Anschläge auf die Opposition werden nur selten aufgeklärt

Derlei Äußerungen sind in dem bitterarmen Land gefährlich. Immer wieder erleiden Regimekritiker „tragische Verkehrsunfälle“, mysteriöse Herzattacken oder sie verschwinden plötzlich – und tauchen nie wieder auf. Ernsthafte Untersuchungen solcher Fälle gibt es ebenso wenig wie eine unabhängige Justiz. Der aus Argentinien stammende Papst weiß das, weshalb er die Drohungen gegen Weihbischof Baez ernst nahm und diesen aus Managua abzog.

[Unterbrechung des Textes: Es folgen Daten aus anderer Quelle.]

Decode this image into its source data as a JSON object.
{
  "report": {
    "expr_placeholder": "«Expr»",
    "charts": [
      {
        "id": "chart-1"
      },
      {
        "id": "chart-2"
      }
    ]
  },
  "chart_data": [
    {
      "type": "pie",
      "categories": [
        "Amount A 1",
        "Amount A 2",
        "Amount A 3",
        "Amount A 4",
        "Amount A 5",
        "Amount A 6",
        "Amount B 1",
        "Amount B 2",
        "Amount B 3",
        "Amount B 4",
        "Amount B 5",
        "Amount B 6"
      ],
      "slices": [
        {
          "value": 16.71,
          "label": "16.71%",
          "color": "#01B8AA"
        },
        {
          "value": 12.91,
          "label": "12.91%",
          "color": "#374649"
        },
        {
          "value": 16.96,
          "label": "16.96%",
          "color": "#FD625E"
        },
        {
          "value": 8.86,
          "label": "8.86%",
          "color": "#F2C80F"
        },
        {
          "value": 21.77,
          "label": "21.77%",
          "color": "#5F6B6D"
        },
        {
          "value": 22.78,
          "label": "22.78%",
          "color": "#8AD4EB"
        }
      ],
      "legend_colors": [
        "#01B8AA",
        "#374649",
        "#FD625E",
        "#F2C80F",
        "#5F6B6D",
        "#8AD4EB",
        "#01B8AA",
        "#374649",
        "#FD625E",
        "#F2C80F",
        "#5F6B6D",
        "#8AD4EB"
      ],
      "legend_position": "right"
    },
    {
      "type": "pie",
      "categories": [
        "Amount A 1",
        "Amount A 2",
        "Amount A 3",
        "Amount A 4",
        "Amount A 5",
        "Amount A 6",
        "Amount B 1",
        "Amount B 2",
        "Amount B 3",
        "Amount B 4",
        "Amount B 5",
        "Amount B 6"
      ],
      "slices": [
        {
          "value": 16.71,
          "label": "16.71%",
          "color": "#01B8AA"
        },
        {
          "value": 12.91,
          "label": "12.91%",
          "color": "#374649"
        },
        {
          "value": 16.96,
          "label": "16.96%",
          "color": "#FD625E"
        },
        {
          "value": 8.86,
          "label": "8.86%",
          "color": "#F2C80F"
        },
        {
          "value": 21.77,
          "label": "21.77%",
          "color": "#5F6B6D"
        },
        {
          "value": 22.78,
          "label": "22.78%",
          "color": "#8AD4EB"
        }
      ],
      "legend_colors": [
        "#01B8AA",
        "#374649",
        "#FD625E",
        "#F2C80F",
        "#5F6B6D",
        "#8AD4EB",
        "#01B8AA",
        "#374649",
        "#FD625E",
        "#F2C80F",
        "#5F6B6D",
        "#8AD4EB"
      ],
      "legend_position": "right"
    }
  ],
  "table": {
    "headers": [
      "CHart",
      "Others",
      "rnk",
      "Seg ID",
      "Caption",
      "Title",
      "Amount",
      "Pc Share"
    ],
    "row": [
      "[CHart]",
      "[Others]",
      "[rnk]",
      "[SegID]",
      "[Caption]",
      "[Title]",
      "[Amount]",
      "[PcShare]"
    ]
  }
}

Mit öffentlicher Kritik am Ortega-Regime hält sich das Kirchenoberhaupt indes auffällig zurück – wohl um die verblieben diplomatischen Kanäle offen zu halten. Einige Stimmen warfen ihm zuletzt vor, sich nicht eindeutig hinter Alvarez zu stellen. Beim Mittagsgebet am Sonntag auf dem Petersplatz erklärte sich Franziskus nun vor aller Welt solidarisch mit dem Verurteilten: „Die Nachrichten aus Nicaragua haben mich tief betroffen gemacht.“ Er bete für den Bischof von Matagalpa, den er sehr schätze, und für alle anderen Leidtragenden.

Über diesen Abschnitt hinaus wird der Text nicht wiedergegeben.